Front kick, step in, step back, roundhouse kick, step in and reverse punch. A very simple exercise or is it?
You start from a good front stance. You can feel it, the stance is solid, your breathing is good and you feel loose and ready. You kick and step in. You think to yourself, ‘That went pretty good.’ You step back and then it happens. Your balance is off, which causes you to tighten up in order to keep your balance and try to maintain good form.
You perform your roundhouse kick and you know it’s slow and doesn’t have any real power. Stepping down, you throw your reverse punch; again no power and no speed. Your punch is all upper body. Your shoulders are tight and you find that you’re leaning forward.

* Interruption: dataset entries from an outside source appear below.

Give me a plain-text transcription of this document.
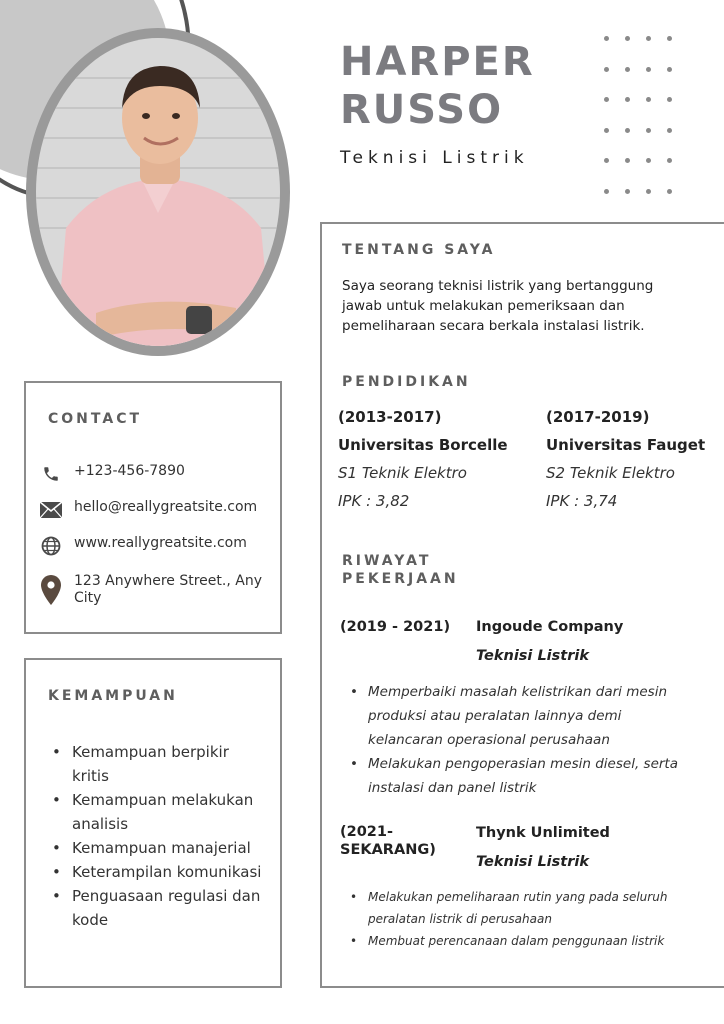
HARPER
RUSSO
Teknisi Listrik
CONTACT
+123-456-7890
hello@reallygreatsite.com
www.reallygreatsite.com
123 Anywhere Street., Any City
KEMAMPUAN
• Kemampuan berpikir kritis
• Kemampuan melakukan analisis
• Kemampuan manajerial
• Keterampilan komunikasi
• Penguasaan regulasi dan kode
TENTANG SAYA
Saya seorang teknisi listrik yang bertanggung jawab untuk melakukan pemeriksaan dan pemeliharaan secara berkala instalasi listrik.
PENDIDIKAN
(2013-2017)
Universitas Borcelle
S1 Teknik Elektro
IPK : 3,82
(2017-2019)
Universitas Fauget
S2 Teknik Elektro
IPK : 3,74
RIWAYAT
PEKERJAAN
(2019 - 2021)	Ingoude Company
Teknisi Listrik
• Memperbaiki masalah kelistrikan dari mesin produksi atau peralatan lainnya demi kelancaran operasional perusahaan
• Melakukan pengoperasian mesin diesel, serta instalasi dan panel listrik
(2021- SEKARANG)
Thynk Unlimited
Teknisi Listrik
• Melakukan pemeliharaan rutin yang pada seluruh peralatan listrik di perusahaan
• Membuat perencanaan dalam penggunaan listrik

The instructor interrupts the class and begins to explain why a majority of the students were having some of the same problems. Among the culprits is the lack of hip twists.
There’s a lot of talk in the area of physical fitness these days about core development. Well, there’s a lot to be said for core development, especially in the practice of karate or any of the other martial arts. Not only does core development provide strong abdominal muscles, which strengthen the back and relieve back pain, core development also helps to provide the power behind the techniques used in karate.
Good, strong core development allows a student to get more power out of their hip twists. And that is where the real power is – the hip twist. Without the use of the hips, the only power that is used in punches, kicks or blocks is coming from the arms or legs. However, by using hip twists several things happen. Hip twists allow the student to: 1). Maintain good balance & engages the entire body, 2). Makes it easier to coordinate breathing, 3). Provides momentum for your execution of your techniques.
Maintain Good Balance/Engage Entire Body: On good way to keep your balance during a technique is to make sure you practice twisting your hips. Twisting the hips, helps to keep the entire body as one solid unit. Without twisting your hips your body becomes disjointed, which makes your techniques less effective. Your power is not focused and the speed and power that would come from your entire body is gone. The power that is available is sent into several directions, that is, if you’re able to keep your balance throughout the technique.
Easier To Coordinate Breathing: By incorporating a hip twist in your technique, your core is in a position to exhale at the end of the twist and provide power to your techniques. This goes along with the tension/relaxation element of your movement – inhale/exhale, yin/yang, the release of the spirit. The coordination of your breathing with your techniques allows you to conserve your energy and not get out of breath as easily.
Provides Momentum: The use of the hip twist gives your body momentum that continues through your arm or leg and explodes through your fist or foot. Without the hip twist, the body is at a state of rest and power can’t come from the core, which is essential in karate. Just using your arms and legs will give you a limited amount of force. But, with the momentum of your entire body by using a hip twist, the force generated multiplies.
If you want to get more out of your karate techniques, develop your core and develop a sense of harmony with your body and your breathing, be sure to incorporate hip twists in your karate training.